# Sampling with replacement

#21

That’s a good point, you would need to find a way or relating the target label to it’s frequency in the dataset based on a known distribution of object counts.

I’ll try your method above and see how it goes!

Thanks again!

#22

Even if the distribution is unknown, we could use binning with a specified number of bins to make the labels categorical. This would allow us to treat the regression samples as classes and count their occurrences.

#23

Or one could try to work with kernel density estimation.

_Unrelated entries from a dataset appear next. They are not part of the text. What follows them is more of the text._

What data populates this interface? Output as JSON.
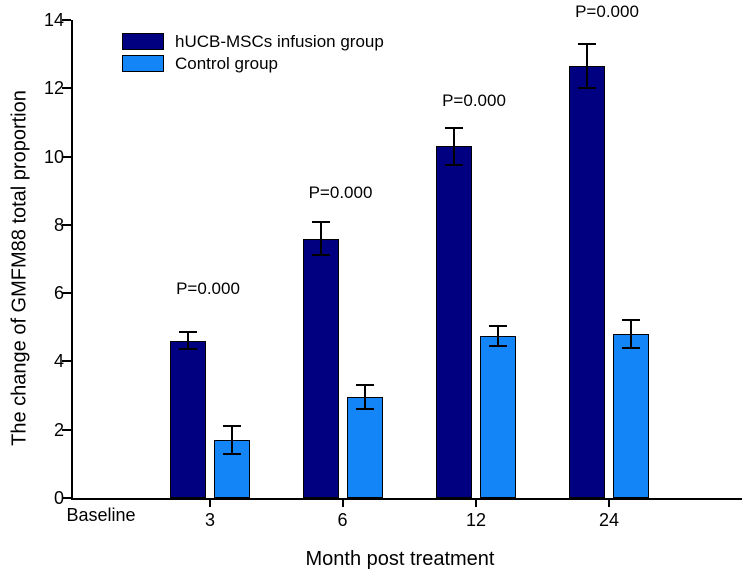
{
  "figure": {
    "y_axis_title": "The change of GMFM88 total proportion",
    "x_axis_title": "Month post treatment"
  },
  "legend": {
    "items": [
      {
        "label": "hUCB-MSCs infusion group",
        "color": "#000080"
      },
      {
        "label": "Control group",
        "color": "#1485F6"
      }
    ]
  },
  "chart_data": {
    "type": "bar",
    "title": "",
    "xlabel": "Month post treatment",
    "ylabel": "The change of GMFM88 total proportion",
    "categories": [
      "Baseline",
      "3",
      "6",
      "12",
      "24"
    ],
    "series": [
      {
        "name": "hUCB-MSCs infusion group",
        "color": "#000080",
        "values": [
          null,
          4.6,
          7.6,
          10.3,
          12.65
        ],
        "errors": [
          null,
          0.25,
          0.48,
          0.55,
          0.65
        ]
      },
      {
        "name": "Control group",
        "color": "#1485F6",
        "values": [
          null,
          1.7,
          2.95,
          4.75,
          4.8
        ],
        "errors": [
          null,
          0.4,
          0.35,
          0.3,
          0.4
        ]
      }
    ],
    "annotations": [
      {
        "text": "P=0.000",
        "category_index": 1,
        "y": 5.9
      },
      {
        "text": "P=0.000",
        "category_index": 2,
        "y": 8.7
      },
      {
        "text": "P=0.000",
        "category_index": 3,
        "y": 11.4
      },
      {
        "text": "P=0.000",
        "category_index": 4,
        "y": 14.0
      }
    ],
    "ylim": [
      0,
      14
    ],
    "ytick_step": 2,
    "grid": false,
    "error_bars": true,
    "bar_outline_color": "#000000",
    "legend_position": "top-left-inside"
  }
}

But that is computationally way more expensive and more work.

#24

I’ve tried to implement this by first binning the data by rounding them to their closest 0.5 and then defining each of those 0.5 intervals as a class from 0-10.

I’m finding that the sampler is still preferring the rare events such as the extremely low and extremely high labelled data. Perhaps because there’s only one or two images for these ‘classes’.

I’ve observed this happening for every batch…so I’m not sure why this isn’t working at the moment as it seems to be fine in test cases such as the code snippet below:

``````numDataPoints = 1000
data_dim = 5
bs = 100

# Create dummy data with class imbalance 99 to 1
data = torch.randn(numDataPoints, data_dim)

target = np.hstack([np.random.uniform(0.055,0.5,999), np.random.uniform(0,0.04,1)])

def binner(array):
array = np.round(np.round(array*200)/20)
return array.astype(int)

target = binner(target)
target = torch.LongTensor(target)

class_sample_count = torch.tensor(
[(target == t).sum() for t in torch.unique(target, sorted=True)])
weight = 1. / class_sample_count.float()
samples_weight = torch.tensor([weight[t] for t in target])

sampler = WeightedRandomSampler(samples_weight, int(len(samples_weight)),replacement=True)

train_dataset = torch.utils.data.TensorDataset(data, target)

train_dataset, batch_size=bs, shuffle=False, num_workers=1, sampler=sampler)

for i, (x, y) in enumerate(train_loader):
print("batch index {}, 0/1/2/3/4/5...: {}/{}/{}/{}/{}/{}".format(
i, (y == 0).sum(), (y == 1).sum(), (y == 2).sum(), (y == 3).sum(), (y == 4).sum(), (y == 5).sum(), (y == 6).sum()))
``````

OUT:

``````batch index 0, 0/1/2/3/4/5...: 13/16/22/16/17/16
batch index 1, 0/1/2/3/4/5...: 10/15/24/14/15/22
batch index 2, 0/1/2/3/4/5...: 16/17/22/12/17/16
batch index 3, 0/1/2/3/4/5...: 12/14/14/21/14/25
batch index 4, 0/1/2/3/4/5...: 13/19/12/21/20/15
batch index 5, 0/1/2/3/4/5...: 13/25/18/17/13/14
batch index 6, 0/1/2/3/4/5...: 16/22/15/12/18/17
batch index 7, 0/1/2/3/4/5...: 18/18/13/22/17/12
batch index 8, 0/1/2/3/4/5...: 15/18/13/15/21/18
batch index 9, 0/1/2/3/4/5...: 16/17/16/15/23/13
``````

#25

That’s still strange, as it seems to work in the example.
Could you post the class frequencies?
Are you observing this distribution in every batch?